By Connie Berry
SUN Editor

EAST SYRACUSE — The Commission on Women in Church and in Society held its fall breakfast at Justin’s Grill on Nov. 21. The focus was on an issue that’s front and center with pundits, pediatricians and pedestrians everywhere — health care reform. Father Thomas Ward, pastor of Immaculate Conception Church in Greene and St. Joseph’s Church in Oxford, is the chaplain for AVOW (Advocating the Vocation of Women) which falls under the umbrella of the commission. Father Ward was the guest presenter at the breakfast.

Before delving into the current health care debate, Father Ward spoke much about the principles contained within the Theology of the Body. The teachings remind women of their dignity and their close relationship with the Virgin Mary.

“Jesus came as a man but he was born of a woman,” Father Ward said. “God raises up Our Lady as proclamation of the dignity of women. He says to her, ‘The Lord is with you.’ God does not take on the feminine form but he refers to himself as the bridegroom. He created us so He could marry us. Mary is the image of that bride.”

Father Ward said that the Book of Genesis begins with a marriage — Adam and Eve — and the Book of Revelation ends with the wedding feast of the lamb. The covenant of love that God wants all to enter into with him is described throughout Scripture. The dignity of that covenant is undermined by the politics and the culture today, Father Ward intimated. “Because God wants to give us this love, it is what Satan wants to take from us,” he said.

The health care reform bills that are being considered in the U.S. will ultimately promote sin, disunity to the family and to the culture, Father Ward said.

“American culture thinks freedom is found in tolerance so society gives way to politics and sin,” Father Ward said. “They say, ‘It’s my freedom to have my own truth.’”

St. Paul has a different spin on freedom, Father Ward said. “Paul says, ‘Do not use your freedom as an opportunity for the flesh.’ And we are all about the flesh.”

Father Ward first mused that the government permeating its way into relationships and human sexuality is telling in itself. The language of the health care bill that passed through Congress includes the topic of contraception, delaying the initiation of sex and decreasing the number of partners a person has. “I guess that’s good,” Father Ward said. “But then it talks about reducing the numbers of teen pregnancy and improving the rate of contraception and they will use $50 million from 2011 to 2015 to do this.”

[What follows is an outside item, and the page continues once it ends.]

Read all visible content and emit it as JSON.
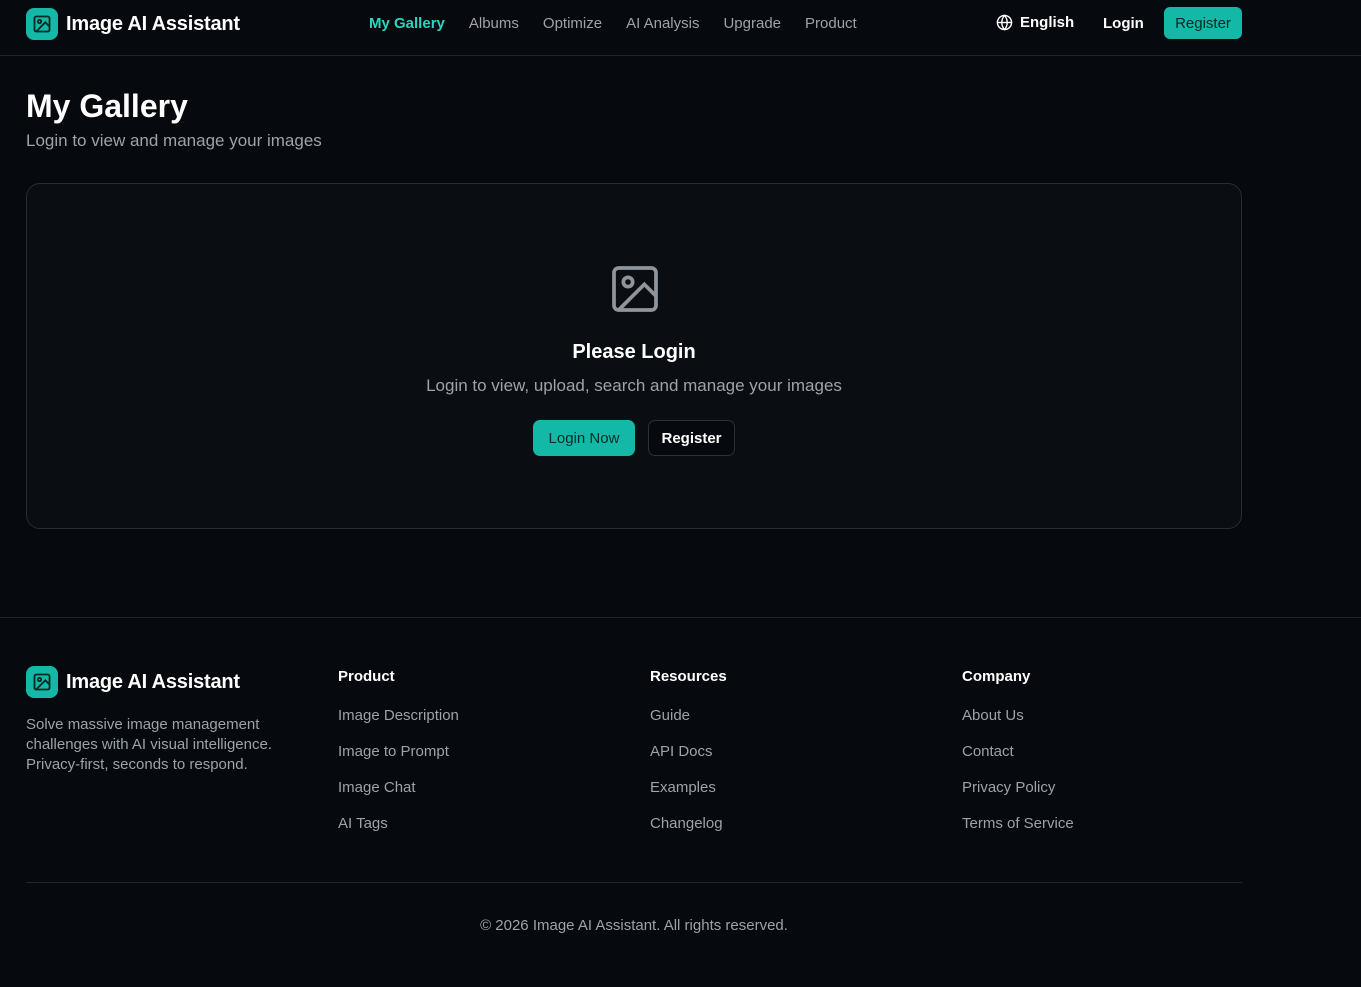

He said that the government will give grants to organizations to promote this aspect of the bill and many of those grants will go to Planned Parenthood. “By promoting contraception you are promoting abortion. If contraception fails then abortion is your back up,” Father Ward said.

Father Ward touched on the topic of sex education for children and that the church believes in subsidiarity, or that the state or larger society should not substitute itself in place of the role of the parents.

“The church affirms that parents have the duty and the right to be the first and principle educators of their children,” Father Ward said. He encouraged the women at the breakfast to be informed. “What are they teaching in health class? What are they passing out at the nurse’s office? You should act upon this together with other parents in our community,” Father Ward said.

“Even dioceses are putting forth sex education that muddles the parents’ role,” he said.

There is so much information in the culture and there is such a poor understanding of human sexuality that society can take on a defeated attitude, he explained. Society then fails to see the great beauty in human sexuality and sex becomes merely recreational.

The contraceptive mentality of the culture in the U.S. permeates every thought, Father Ward suggested. “We make our own decisions and have our own moral conscience and that opens our hearts and minds to what the culture tells us will make us happy,” he said.

He spoke about Humanae Vitae and noted that with contraception comes marital infidelity and promiscuity. “Contraception gave way to quick and easy divorce and intimacy driven outside of marriage,” he said. This also leads to men disrespecting women, Father Ward added.

Father Ward said married couples use contraceptives to limit the number of children they have so that they can have more money to buy “the things they want.”

Something is lacking in a relationship between a husband and wife when contraception is brought in and the sin of using the contraception weakens the couple so that when it is time to talk to their own children about such matters, they are incapable of bringing the church teaching to their children because they haven’t followed it themselves.

“Sin always weakens the will,” Father Ward said. “The parents can’t talk about the beauty of human sexuality if they’re using contraception because their affections are disordered. They think, ‘I can’t teach them the truth about love because I have sinned.’”

He said that the government is already trying to see how much the American people will tolerate by recently announcing that women’s pap smears and mammograms to screen for cancer are not as necessary as they were once claimed to be.

“What does that mean?” he asked. “That it’s okay if we put up with a certain number of deaths among women?”